Leaf Springs vs Suspension Links
Let’s be specific, and talk about leaf springs versus suspension links with a solid axle. You may have a straight axle in one end of your 4×4 or both, and it could have a combination of links with leaf springs, all leaf springs, or all links front and rear. Both leaf springs and suspension links have their strengths, and weaknesses. Depending on several factors, either design might be right for you, so we’ll take a look at both.
There are all kinds of link configurations in use. Links can take the form of radius arms, be used in a combination of 4 links, or 3 links, and include wishbones, or panhard bars to center the axle. There is even a unique watts link design, but it is rarely used on a 4×4 because of its limited suspension travel. The job of the links are to locate the axle; that’s it. Some designs will have the shocks and/or springs mounted to the link, but that’s an added function. The link’s main role is to attach the axle to the chassis, and allow it to articulate.

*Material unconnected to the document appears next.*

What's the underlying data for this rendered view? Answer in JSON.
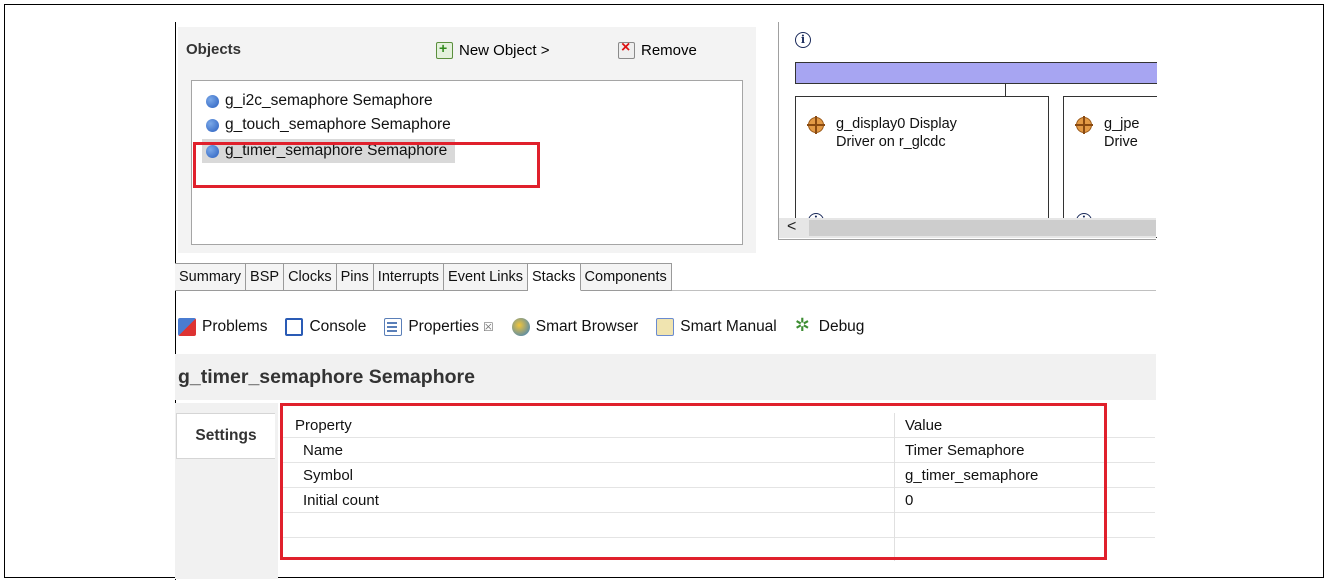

Linked designs use a coil spring to support the weight of the vehicle. Coil springs can be mounted independently of the shock, or they can be combined in a coilover shock. The coilover shock is a fantastic design because it is compact, and easy to mount. There are no spring retainers or coil buckets needed, only a single bolt on each end. The distinction of a coil spring is important because a coil behaves much differently than a leaf spring. First let’s talk about spring rate. The amount of weight it takes to deflect a spring one inch is the rate of the spring. If it is 100 pounds then for each inch the spring is compressed, it generates 100 more pounds of resistance. To compress it 2 inches, it takes 200 pounds of force. If the coil is wound consistently throughout its length, then it is a single rate coil. Its spring rate is linear. The 100 pounds per inch does not vary.
Linked designs use a coil spring to support the weight of the vehicle.
There are progressive rate coil springs too. They have a few closely wound coils at one end and then wider, equally spaced coils at the other end. The closely wound coils compress at a different rate than the widely spaced ones. Dual rate coil springs are used in some factory based designs. With coilover shocks, the way to create a progressive spring rate is to stack them together. A short stiff spring stacked on a longer, more flexible spring will give you a spring combination that changes rate as it compresses. It’s easy to swap coils to fine tune the rate. You can also adjust the spring rate by introducing preload to the coil spring or springs. If you compress the coil one inch in our 100 pound example, the resistance will already be 200 pounds while the vehicle is at rest.
On a leaf spring, the rate is progressive due to the multi-leaf design. The more you compress it, the higher the rate goes. Leaf springs work together as a single unit. Each spring is designed to work with the next leaf in the stack. It’s much more difficult to adjust them without the entire leaf pack being removed, and disassembled. Leaf springs can also suffer from spring wrap. Under hard acceleration or braking, the spring can wrap around the axle causing the axle to twist. The twisting can negatively affect traction, and abruptly changes the pinion angle which strains the driveshaft u-joints. A linked suspension will resist this condition because the links don’t flex. With leaf springs, there is no way to introduce preload to the spring. For ease of tuning, the coil spring wins.
Leaf springs have been used since roman times so they are well understood.
The use of a coil is a huge advantage in the link design, but a linked suspension is much more complicated than the leaf spring design; especially if you are retrofitting it onto an existing leaf spring vehicle. It will take extensive fabrication, and a good understanding of suspension geometry. If you are building a 4 link design, the links take up a lot of space which means you will be doing extensive cutting, and relocating to make room. Most people who do a link conversion in the rear cut the entire back half of the frame off, and rebuild it from scratch to work with the link geometry. You can also forget about hauling much in the bed as that space is now taken up by the upper links. It depends on the link design you are using, but typically the longer the links are, the more suspension travel you can get. The linked design also offers more articulation. These attributes affect other assemblies on your vehicle like the steering linkage and the drive shaft, so they all have to be designed to work together. From a purely performance standpoint, the linked design wins again.
It would seem like a linked suspension is the way to go, so why are leaf springs still in use? Leaf springs have their own benefits that make them desirable. Leaf springs are simple to produce, and easy to mount. Leaf springs have been used since roman times so they are well understood. Not only do they support the weight of the vehicle, but they also locate the axle housing. They are very compact when compared with a link design. They are mounted towards the end of the axle housing for stability, so the room between the springs can be used for other components like the engine up front, and gas tanks in the rear. Those components can be located lower in the chassis to keep the center of gravity low to the ground. It also means that a truck bed or cargo area of an SUV can be roomier inside. Because of the leaf springs progressive spring rate, they are much better suited to supporting varying loads. If you drive your truck empty all week, but use a slide in camper on weekends, leaf springs can handle the variation with little or no modifications. The same goes for towing. The stability that a leaf spring design provides helps substantially while towing.
If you want a performance based vehicle for rock crawling, or high speed running in the desert, a linked suspension is your best bet. If you need utility for towing, or hauling heavy loads, leaf springs are the way to go.